I’m certain during Onboarding it was made clear the importance of maintaining a positive relationship with the client. This makes sense, after all they are the ones writing the check and keeping us little fish billable. That being said, if you’re looking for a “How-To” guide on contributing to your client’s happiness, this isn’t it. As a matter of fact, this post will highlight internal relationships and the awesome potential they have.
To be fair, I’m kind of biased in this area. I say this because I tend to value relationships in every aspect of my life: work, family, faith, and community involvement. Even at the local Waffle House I frequent here in Atlanta.

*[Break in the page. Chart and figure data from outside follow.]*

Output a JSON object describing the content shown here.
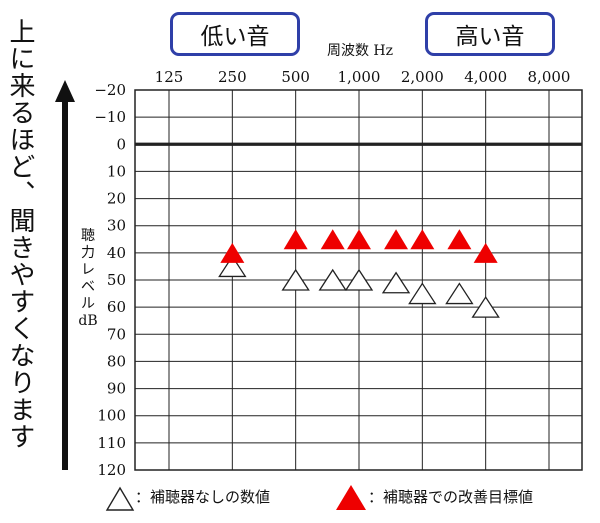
{
  "side_note": "上に来るほど、聞きやすくなります",
  "low_label": "低い音",
  "high_label": "高い音",
  "legend": {
    "without_aid": "：補聴器なしの数値",
    "target": "：補聴器での改善目標値"
  },
  "chart_data": {
    "type": "scatter",
    "title": "",
    "xlabel": "周波数 Hz",
    "ylabel": [
      "聴",
      "力",
      "レ",
      "ベ",
      "ル",
      "dB"
    ],
    "x_tick_labels": [
      "125",
      "250",
      "500",
      "1,000",
      "2,000",
      "4,000",
      "8,000"
    ],
    "x_ticks_hz": [
      125,
      250,
      500,
      1000,
      2000,
      4000,
      8000
    ],
    "x_scale": "log2",
    "xlim": [
      125,
      8000
    ],
    "y_tick_labels": [
      "−20",
      "−10",
      "0",
      "10",
      "20",
      "30",
      "40",
      "50",
      "60",
      "70",
      "80",
      "90",
      "100",
      "110",
      "120"
    ],
    "ylim": [
      -20,
      120
    ],
    "y_inverted": true,
    "zero_line": 0,
    "grid": true,
    "series": [
      {
        "marker": "triangle-open",
        "color": "#ffffff",
        "points": [
          {
            "x": 250,
            "y": 45
          },
          {
            "x": 500,
            "y": 50
          },
          {
            "x": 750,
            "y": 50
          },
          {
            "x": 1000,
            "y": 50
          },
          {
            "x": 1500,
            "y": 51
          },
          {
            "x": 2000,
            "y": 55
          },
          {
            "x": 3000,
            "y": 55
          },
          {
            "x": 4000,
            "y": 60
          }
        ]
      },
      {
        "marker": "triangle-filled",
        "color": "#ee0000",
        "points": [
          {
            "x": 250,
            "y": 40
          },
          {
            "x": 500,
            "y": 35
          },
          {
            "x": 750,
            "y": 35
          },
          {
            "x": 1000,
            "y": 35
          },
          {
            "x": 1500,
            "y": 35
          },
          {
            "x": 2000,
            "y": 35
          },
          {
            "x": 3000,
            "y": 35
          },
          {
            "x": 4000,
            "y": 40
          }
        ]
      }
    ]
  }
}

IN THE OFFICE: We all know the top priority being on any project is completing our deliverables and contributing however we can. That’s what we’re staffed to do, so it stays at the fore front our minds. Let’s start with the simple things, like greeting each other with a simple “hello” or “good morning, what’s on your agenda for today?” Sometimes those early light-hearted conversations set the tone for my mornings, even if there is quite a big workload ahead. These short interactions are a great way to understand who your co-workers are and how they operate. People often discover they share a common interest outside of project work that allows them to connect. The #1 opportunity to foster a connection is over (you guessed it) FOOD! People need to eat to survive. Now, sharing a meal doesn’t make two people “survival buddies” (starving together does). Dining with your team members at lunch/dinner does create an atmosphere where people are likely to be personable.

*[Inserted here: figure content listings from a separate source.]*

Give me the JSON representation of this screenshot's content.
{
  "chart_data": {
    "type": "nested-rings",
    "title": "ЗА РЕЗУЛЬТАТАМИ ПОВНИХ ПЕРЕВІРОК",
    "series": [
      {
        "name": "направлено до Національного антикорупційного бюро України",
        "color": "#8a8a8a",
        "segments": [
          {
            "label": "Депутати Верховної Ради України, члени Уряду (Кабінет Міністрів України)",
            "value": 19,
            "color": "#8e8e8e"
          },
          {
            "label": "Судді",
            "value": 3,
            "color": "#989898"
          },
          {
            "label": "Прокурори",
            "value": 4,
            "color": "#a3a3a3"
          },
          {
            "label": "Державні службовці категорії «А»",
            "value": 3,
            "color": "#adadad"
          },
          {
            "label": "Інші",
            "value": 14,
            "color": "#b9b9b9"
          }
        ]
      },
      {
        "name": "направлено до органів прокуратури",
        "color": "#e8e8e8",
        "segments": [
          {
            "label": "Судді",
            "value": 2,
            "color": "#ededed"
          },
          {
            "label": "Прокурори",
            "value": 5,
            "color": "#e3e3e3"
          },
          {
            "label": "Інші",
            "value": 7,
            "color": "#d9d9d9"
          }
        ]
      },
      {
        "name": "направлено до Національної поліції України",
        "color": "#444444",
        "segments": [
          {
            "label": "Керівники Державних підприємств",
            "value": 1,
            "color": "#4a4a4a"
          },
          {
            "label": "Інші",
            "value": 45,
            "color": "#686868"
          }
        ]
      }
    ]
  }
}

OUTSIDE THE OFFICE: Now it’s a party!.. Hopefully your idea of fun outside of work doesn’t mimic scenarios from “The Hangover” (either of the three). If that’s the case, I’m confident there are opportunities to explore for connecting with co-workers outside business hours. For myself, I’m more of the outdoors type, so I’d most likely lobby for hiking a trail, paintball, spear fishing (just putting it out there). There are plenty of chill indoor activities that people enjoy as well that are little to no cost. Again, food is a great option here. I promise you, people can’t live without it. Perhaps suggesting a restaurant that you know is a hidden gem, or having a small gathering and cooking/ordering out. I’ve even known people to visit each other’s home base cities over the weekend to hang out at festivals, concerts, etc.

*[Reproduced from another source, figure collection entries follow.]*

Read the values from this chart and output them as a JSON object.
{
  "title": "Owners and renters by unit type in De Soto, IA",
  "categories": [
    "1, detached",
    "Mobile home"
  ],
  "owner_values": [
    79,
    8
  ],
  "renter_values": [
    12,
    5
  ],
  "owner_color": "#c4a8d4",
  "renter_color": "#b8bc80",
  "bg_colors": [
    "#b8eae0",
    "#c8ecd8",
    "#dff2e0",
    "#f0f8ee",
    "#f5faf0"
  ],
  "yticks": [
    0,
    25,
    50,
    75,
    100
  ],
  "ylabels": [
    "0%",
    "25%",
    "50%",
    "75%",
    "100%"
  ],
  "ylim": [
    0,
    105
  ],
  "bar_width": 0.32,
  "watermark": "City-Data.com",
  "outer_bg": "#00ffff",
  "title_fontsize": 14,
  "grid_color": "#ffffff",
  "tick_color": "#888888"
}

Not once did I mention the term “networking” in this post. Mainly because as you build relationships with your co-workers that is essentially what you’re doing. Sure, initially most of your relationships will be with other staff consultants. But the more you extend yourself to people within the company thru project roles, visiting your home office, and events; you’ll begin to see the shift. Taking a genuine interest in the people you work with can change your outlook on your daily work life and help shape your career as a staff consultant. I’m sure you’ll meet some awesome people along the way. I know I have.